I'm results-oriented and it seems clear that Lidstrom was better at keeping the puck out of his team's net, at even-strength (Lidstrom was 27% more effective) and on the PK (49% more effective). As I showed above, the difference in the numbers can't be attributed to goaltending. Can someone make a case that the difference is explained due to their roles (did Blake consistently get tougher defensive assignments?) or teammates (it's clear that Lidstom played on a better team, but does this explain the disparity?)

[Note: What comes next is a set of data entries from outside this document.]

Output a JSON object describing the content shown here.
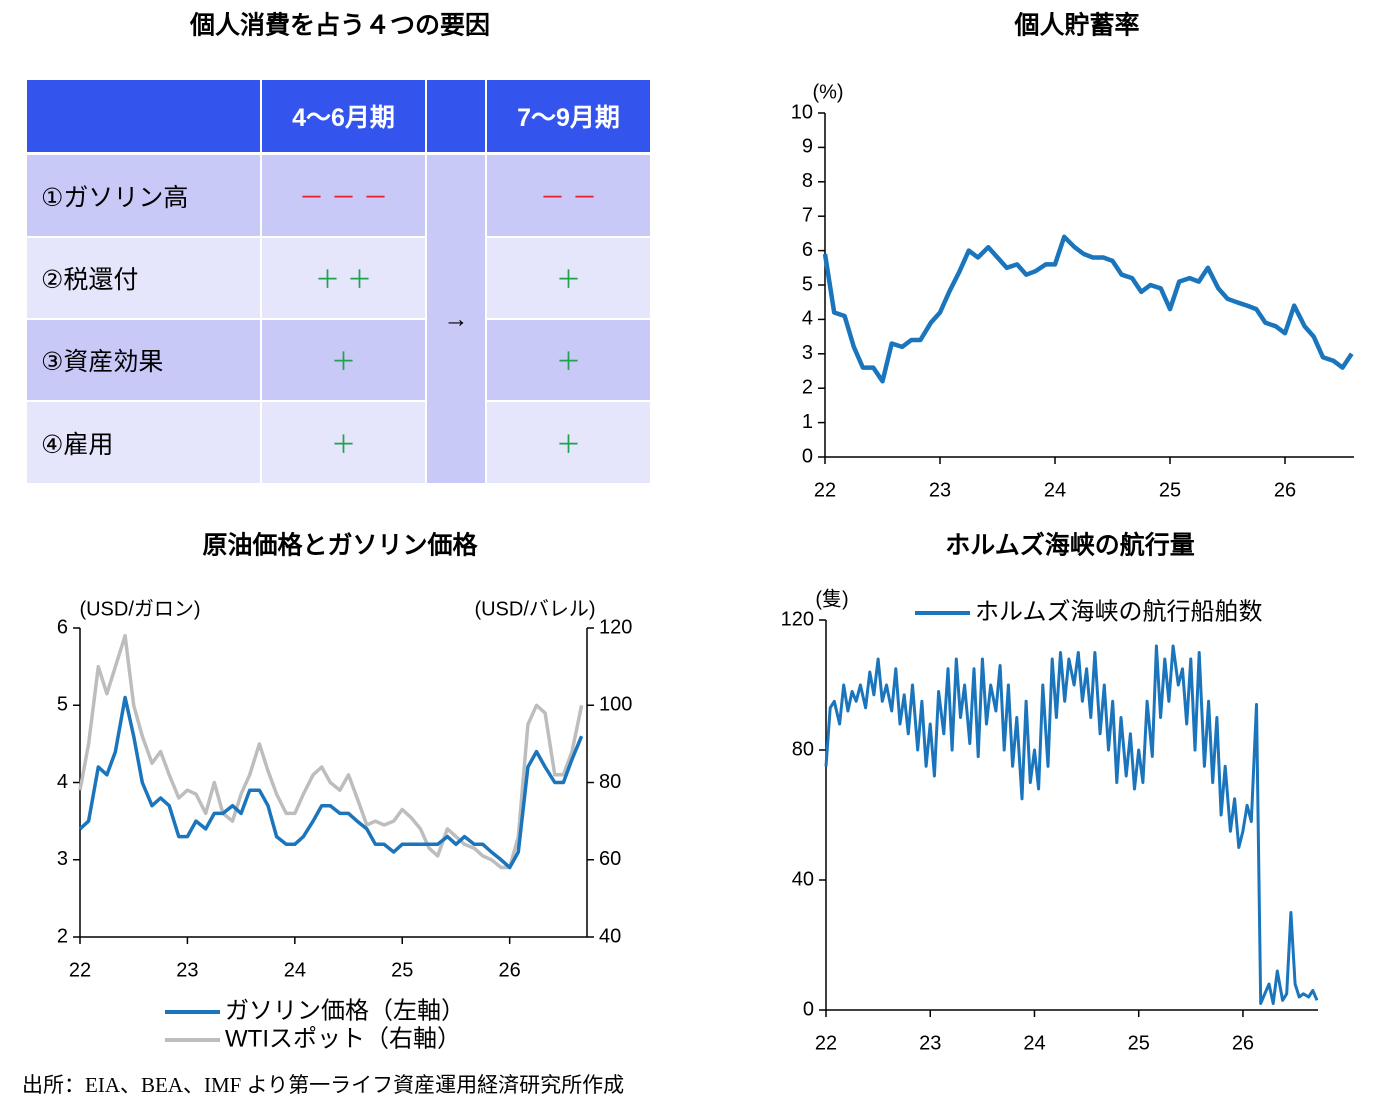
{
  "table": {
    "title": "個人消費を占う４つの要因",
    "header": [
      "4～6月期",
      "7～9月期"
    ],
    "arrow": "→",
    "rows": [
      [
        "①ガソリン高",
        "－ － －",
        "－ －"
      ],
      [
        "②税還付",
        "＋ ＋",
        "＋"
      ],
      [
        "③資産効果",
        "＋",
        "＋"
      ],
      [
        "④雇用",
        "＋",
        "＋"
      ]
    ]
  },
  "chart_data": [
    {
      "type": "line",
      "title": "個人貯蓄率",
      "y_label": "(%)",
      "xlim": [
        22,
        26.6
      ],
      "xticks": [
        22,
        23,
        24,
        25,
        26
      ],
      "ylim": [
        0,
        10
      ],
      "yticks": [
        0,
        1,
        2,
        3,
        4,
        5,
        6,
        7,
        8,
        9,
        10
      ],
      "x": [
        22,
        22.08,
        22.17,
        22.25,
        22.33,
        22.42,
        22.5,
        22.58,
        22.67,
        22.75,
        22.83,
        22.92,
        23,
        23.08,
        23.17,
        23.25,
        23.33,
        23.42,
        23.5,
        23.58,
        23.67,
        23.75,
        23.83,
        23.92,
        24,
        24.08,
        24.17,
        24.25,
        24.33,
        24.42,
        24.5,
        24.58,
        24.67,
        24.75,
        24.83,
        24.92,
        25,
        25.08,
        25.17,
        25.25,
        25.33,
        25.42,
        25.5,
        25.58,
        25.67,
        25.75,
        25.83,
        25.92,
        26,
        26.08,
        26.17,
        26.25,
        26.33,
        26.42,
        26.5,
        26.58
      ],
      "series": [
        {
          "color": "#1a75bc",
          "values": [
            5.9,
            4.2,
            4.1,
            3.2,
            2.6,
            2.6,
            2.2,
            3.3,
            3.2,
            3.4,
            3.4,
            3.9,
            4.2,
            4.8,
            5.4,
            6.0,
            5.8,
            6.1,
            5.8,
            5.5,
            5.6,
            5.3,
            5.4,
            5.6,
            5.6,
            6.4,
            6.1,
            5.9,
            5.8,
            5.8,
            5.7,
            5.3,
            5.2,
            4.8,
            5.0,
            4.9,
            4.3,
            5.1,
            5.2,
            5.1,
            5.5,
            4.9,
            4.6,
            4.5,
            4.4,
            4.3,
            3.9,
            3.8,
            3.6,
            4.4,
            3.8,
            3.5,
            2.9,
            2.8,
            2.6,
            3.0
          ]
        }
      ]
    },
    {
      "type": "line",
      "title": "原油価格とガソリン価格",
      "y_label": "(USD/ガロン)",
      "y2_label": "(USD/バレル)",
      "xlim": [
        22,
        26.72
      ],
      "xticks": [
        22,
        23,
        24,
        25,
        26
      ],
      "ylim": [
        2,
        6
      ],
      "yticks": [
        2,
        3,
        4,
        5,
        6
      ],
      "y2lim": [
        40,
        120
      ],
      "y2ticks": [
        40,
        60,
        80,
        100,
        120
      ],
      "x": [
        22,
        22.08,
        22.17,
        22.25,
        22.33,
        22.42,
        22.5,
        22.58,
        22.67,
        22.75,
        22.83,
        22.92,
        23,
        23.08,
        23.17,
        23.25,
        23.33,
        23.42,
        23.5,
        23.58,
        23.67,
        23.75,
        23.83,
        23.92,
        24,
        24.08,
        24.17,
        24.25,
        24.33,
        24.42,
        24.5,
        24.58,
        24.67,
        24.75,
        24.83,
        24.92,
        25,
        25.08,
        25.17,
        25.25,
        25.33,
        25.42,
        25.5,
        25.58,
        25.67,
        25.75,
        25.83,
        25.92,
        26,
        26.08,
        26.17,
        26.25,
        26.33,
        26.42,
        26.5,
        26.58,
        26.67
      ],
      "series": [
        {
          "name": "WTIスポット（右軸）",
          "color": "#bdbdbd",
          "axis": "y2",
          "values": [
            78,
            90,
            110,
            103,
            110,
            118,
            100,
            92,
            85,
            88,
            82,
            76,
            78,
            77,
            72,
            80,
            72,
            70,
            77,
            82,
            90,
            83,
            77,
            72,
            72,
            77,
            82,
            84,
            80,
            78,
            82,
            76,
            69,
            70,
            69,
            70,
            73,
            71,
            68,
            63,
            61,
            68,
            66,
            64,
            63,
            61,
            60,
            58,
            58,
            66,
            95,
            100,
            98,
            82,
            82,
            88,
            100
          ]
        },
        {
          "name": "ガソリン価格（左軸）",
          "color": "#1a75bc",
          "values": [
            3.4,
            3.5,
            4.2,
            4.1,
            4.4,
            5.1,
            4.6,
            4.0,
            3.7,
            3.8,
            3.7,
            3.3,
            3.3,
            3.5,
            3.4,
            3.6,
            3.6,
            3.7,
            3.6,
            3.9,
            3.9,
            3.7,
            3.3,
            3.2,
            3.2,
            3.3,
            3.5,
            3.7,
            3.7,
            3.6,
            3.6,
            3.5,
            3.4,
            3.2,
            3.2,
            3.1,
            3.2,
            3.2,
            3.2,
            3.2,
            3.2,
            3.3,
            3.2,
            3.3,
            3.2,
            3.2,
            3.1,
            3.0,
            2.9,
            3.1,
            4.2,
            4.4,
            4.2,
            4.0,
            4.0,
            4.3,
            4.6
          ]
        }
      ]
    },
    {
      "type": "line",
      "title": "ホルムズ海峡の航行量",
      "y_label": "(隻)",
      "xlim": [
        22,
        26.72
      ],
      "xticks": [
        22,
        23,
        24,
        25,
        26
      ],
      "ylim": [
        0,
        120
      ],
      "yticks": [
        0,
        40,
        80,
        120
      ],
      "x": [
        22,
        22.04,
        22.08,
        22.13,
        22.17,
        22.21,
        22.25,
        22.29,
        22.33,
        22.38,
        22.42,
        22.46,
        22.5,
        22.54,
        22.58,
        22.63,
        22.67,
        22.71,
        22.75,
        22.79,
        22.83,
        22.88,
        22.92,
        22.96,
        23,
        23.04,
        23.08,
        23.13,
        23.17,
        23.21,
        23.25,
        23.29,
        23.33,
        23.38,
        23.42,
        23.46,
        23.5,
        23.54,
        23.58,
        23.63,
        23.67,
        23.71,
        23.75,
        23.79,
        23.83,
        23.88,
        23.92,
        23.96,
        24,
        24.04,
        24.08,
        24.13,
        24.17,
        24.21,
        24.25,
        24.29,
        24.33,
        24.38,
        24.42,
        24.46,
        24.5,
        24.54,
        24.58,
        24.63,
        24.67,
        24.71,
        24.75,
        24.79,
        24.83,
        24.88,
        24.92,
        24.96,
        25,
        25.04,
        25.08,
        25.13,
        25.17,
        25.21,
        25.25,
        25.29,
        25.33,
        25.38,
        25.42,
        25.46,
        25.5,
        25.54,
        25.58,
        25.63,
        25.67,
        25.71,
        25.75,
        25.79,
        25.83,
        25.88,
        25.92,
        25.96,
        26,
        26.04,
        26.08,
        26.13,
        26.17,
        26.21,
        26.25,
        26.29,
        26.33,
        26.38,
        26.42,
        26.46,
        26.5,
        26.54,
        26.58,
        26.63,
        26.67,
        26.71
      ],
      "series": [
        {
          "name": "ホルムズ海峡の航行船舶数",
          "color": "#1a75bc",
          "values": [
            75,
            93,
            95,
            88,
            100,
            92,
            98,
            95,
            100,
            93,
            104,
            97,
            108,
            95,
            100,
            92,
            105,
            88,
            97,
            85,
            100,
            80,
            95,
            75,
            88,
            72,
            98,
            85,
            105,
            80,
            108,
            90,
            100,
            82,
            105,
            78,
            108,
            88,
            100,
            92,
            106,
            80,
            100,
            75,
            90,
            65,
            95,
            70,
            80,
            68,
            100,
            75,
            108,
            90,
            110,
            95,
            108,
            100,
            110,
            95,
            105,
            90,
            110,
            85,
            100,
            80,
            95,
            70,
            90,
            72,
            85,
            68,
            80,
            70,
            95,
            78,
            112,
            90,
            108,
            95,
            112,
            100,
            105,
            88,
            108,
            80,
            110,
            75,
            95,
            70,
            90,
            60,
            75,
            55,
            65,
            50,
            55,
            63,
            58,
            94,
            2,
            5,
            8,
            2,
            12,
            3,
            5,
            30,
            8,
            4,
            5,
            4,
            6,
            3
          ]
        }
      ]
    }
  ],
  "source": "出所：EIA、BEA、IMF より第一ライフ資産運用経済研究所作成"
}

I'll be honest, for a long time I've rejected the "Lidstrom was robbed of the 1998 Norris" position as revisionist nonsense. Now that I've done some digging, it's clear that Lidstrom has a legitimate claim - he led all defensemen in scoring, was extraordinary on the penalty kill, and played a lot (#5 ice time in the league) on an excellent team. Lidstrom's main weakness was even-strength defense (his personal GAA is mediocre despite playing on an excellent team), but I'm not sure if Blake makes up any ground in this category (it's clear that he falls behind statistically, but I'll keep an open mind in case someone can argue that Blake's teammates are so poor that, after taking the context into account, he actually performed at a higher level than Lidstrom defensively).

Does anybody else have other interpretations?
If icetime and GAA point to Lidstrom over Blake, they may also put Pronger and/or Stevens over Lidstrom, as long as PP contributions aren't a deal-breaker.

One more relevant stat: minor penalties taken. Pronger took 65, Blake took 37, Stevens took 25, Lidstrom took 9. I'd want to see how many were coincidental and how many actually put the team down a man, but it's an advantage for Lidstrom that he could get the results he did while taking so few penalties.